Municipales-banlieue naufragée — Didier Daeninckx
Jours tranquilles à Belleville — Thierry Jonquet

Je viens d’enquiller en enfilade deux textes qui sont cousins et qui traitent de la lente agonie des quartiers populaires. Le premier est un brûlot politique de Didier Daenincks d’une quarantaine de pages, intitulé « Municipales — Banlieue naufragée ». L’auteur y fustige le clientélisme politique qui a conduit à faire d’Aubervilliers et de la Seine–Saint-Denis une banlieue quasiment invivable où le communautarisme ravage le « bien vivre ensemble », où le trafic de drogue gangrène les rues et où la violence règne au quotidien. Depuis plusieurs générations, sa famille a vécu dans cet espace prolétaire et ouvrier où l’entraide était de mise. Après sept décennies, cette banlieue rouge est devenue une peau de chagrin. Didier Daeninckx a été obligé de tirer sa révérence sur un constat amer : « Je ne déménage pas, je fuis ! » Aveu fait en 2020. Il parle de la police et de la nécessité de son rôle dans la cité devenue jungle, ce qui lui vaut presque d’être taxé de fascisme. Pourtant il ne manque pas de dénoncer aussi les bavures policières et il rouvre un dossier clos en 1961 : la mort de Fatima Bedar, jeune fille de 15 ans dont on a retrouvé le corps dans une écluse du canal Saint-Denis le 31 octobre 1961. La police avait conclu à un suicide, alors qu’elle avait été tuée quinze jours plus tôt lorsque la police du préfet Papon s’est livrée à un massacre dans les rues de paris contre les Algériens qui manifestaient et réclamaient l’indépendance.

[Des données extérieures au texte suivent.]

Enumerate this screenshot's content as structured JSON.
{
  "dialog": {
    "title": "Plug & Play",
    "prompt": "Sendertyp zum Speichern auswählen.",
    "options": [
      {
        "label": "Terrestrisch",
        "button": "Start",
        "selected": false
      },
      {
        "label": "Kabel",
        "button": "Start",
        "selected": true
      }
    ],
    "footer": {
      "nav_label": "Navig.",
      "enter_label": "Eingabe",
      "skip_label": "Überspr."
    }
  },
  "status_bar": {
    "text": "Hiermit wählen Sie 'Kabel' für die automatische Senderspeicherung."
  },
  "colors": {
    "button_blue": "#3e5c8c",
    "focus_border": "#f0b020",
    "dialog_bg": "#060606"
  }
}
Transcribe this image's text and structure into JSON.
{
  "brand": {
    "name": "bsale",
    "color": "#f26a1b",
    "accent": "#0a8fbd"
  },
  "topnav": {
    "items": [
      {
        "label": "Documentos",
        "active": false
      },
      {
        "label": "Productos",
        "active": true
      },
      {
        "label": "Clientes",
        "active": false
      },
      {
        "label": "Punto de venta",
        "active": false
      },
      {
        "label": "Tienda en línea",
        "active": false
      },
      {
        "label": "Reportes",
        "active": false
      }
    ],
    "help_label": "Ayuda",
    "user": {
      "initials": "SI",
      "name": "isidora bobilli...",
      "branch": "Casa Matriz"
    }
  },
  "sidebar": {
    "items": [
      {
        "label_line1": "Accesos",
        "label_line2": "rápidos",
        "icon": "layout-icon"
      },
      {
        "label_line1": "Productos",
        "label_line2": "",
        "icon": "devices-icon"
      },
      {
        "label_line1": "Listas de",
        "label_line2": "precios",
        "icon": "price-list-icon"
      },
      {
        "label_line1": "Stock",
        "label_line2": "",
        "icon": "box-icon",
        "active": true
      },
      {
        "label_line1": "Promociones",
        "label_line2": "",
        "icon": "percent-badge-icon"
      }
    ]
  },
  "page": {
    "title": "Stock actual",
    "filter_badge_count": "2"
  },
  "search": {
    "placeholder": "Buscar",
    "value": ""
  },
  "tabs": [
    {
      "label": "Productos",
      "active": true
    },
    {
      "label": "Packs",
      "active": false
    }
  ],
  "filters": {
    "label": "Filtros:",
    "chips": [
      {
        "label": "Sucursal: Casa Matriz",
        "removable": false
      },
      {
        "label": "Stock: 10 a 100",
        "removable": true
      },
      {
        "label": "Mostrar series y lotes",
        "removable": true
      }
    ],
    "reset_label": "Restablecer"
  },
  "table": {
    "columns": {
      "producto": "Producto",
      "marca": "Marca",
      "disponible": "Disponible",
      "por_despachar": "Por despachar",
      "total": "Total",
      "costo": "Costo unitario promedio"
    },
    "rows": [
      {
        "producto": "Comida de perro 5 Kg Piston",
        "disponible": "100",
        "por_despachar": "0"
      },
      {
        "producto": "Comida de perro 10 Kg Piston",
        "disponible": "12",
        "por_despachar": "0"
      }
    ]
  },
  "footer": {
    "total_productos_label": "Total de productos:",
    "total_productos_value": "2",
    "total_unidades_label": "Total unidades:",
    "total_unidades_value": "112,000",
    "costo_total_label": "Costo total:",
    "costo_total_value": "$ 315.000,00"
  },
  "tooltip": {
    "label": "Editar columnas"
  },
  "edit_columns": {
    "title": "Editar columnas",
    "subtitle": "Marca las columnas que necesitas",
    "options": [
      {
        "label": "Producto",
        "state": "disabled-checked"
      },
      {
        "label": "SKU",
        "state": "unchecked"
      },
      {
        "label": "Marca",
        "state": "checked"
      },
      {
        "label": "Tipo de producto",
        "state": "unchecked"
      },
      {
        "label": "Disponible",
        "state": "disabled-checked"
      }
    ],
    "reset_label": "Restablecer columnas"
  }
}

Cette dénonciation du communautarisme, l’appel au civisme, la nécessité de sécurisation de l’espace public sont aussi les thèmes du livre de Thierry Jonquet, « Retour à Belleville », publié en 1999 et qui témoigne de la dérive, voire du naufrage d’un quartier que je connais bien pour y avoir vécu de 1982 à 1998. Comme Jonquet, j’ai assisté à l’invasion des dealers et des junkies, à la mise en coupe réglée de certains commerces par des bandes mafieuses, à l’invasion asiatique et, parallèlement, à l’élévation de tours d’habitation modernes, équipées de portes à codes, à la destruction de zones pavillonnaires qui auraient pu être réhabilitées et qui faisaient le charme de ce quartier populaire depuis des siècles. Belleville a pratiquement perdu son âme. Heureusement, l’ancien café que nous avions racheté à l’angle de la rue de la Mare et de la rue Henri Chevreau (où les Versaillais massacrèrent tant de Communards) pour le transformer en maison d’habitation existe toujours. Nous y avons fait la fête pendant toutes les années 80 avec mon ex-compagne et la bande de trentenaires dézingués que nous fréquentions (et dont j’ai retrouvé quelques amis sur FB). Mon vieux pote Frémion, qui créchait à Antony à l’époque, est venu s’installer rue Julien Lacroix, au cœur du vieux quartier, où il a transformé une ancienne boutique en lieu de vie et d’échange : il expose sa collection d’affiches, de dessins et toutes les publications plus ou moins anarchistes des Ateliers du Tayrac* dont il est l’auteur.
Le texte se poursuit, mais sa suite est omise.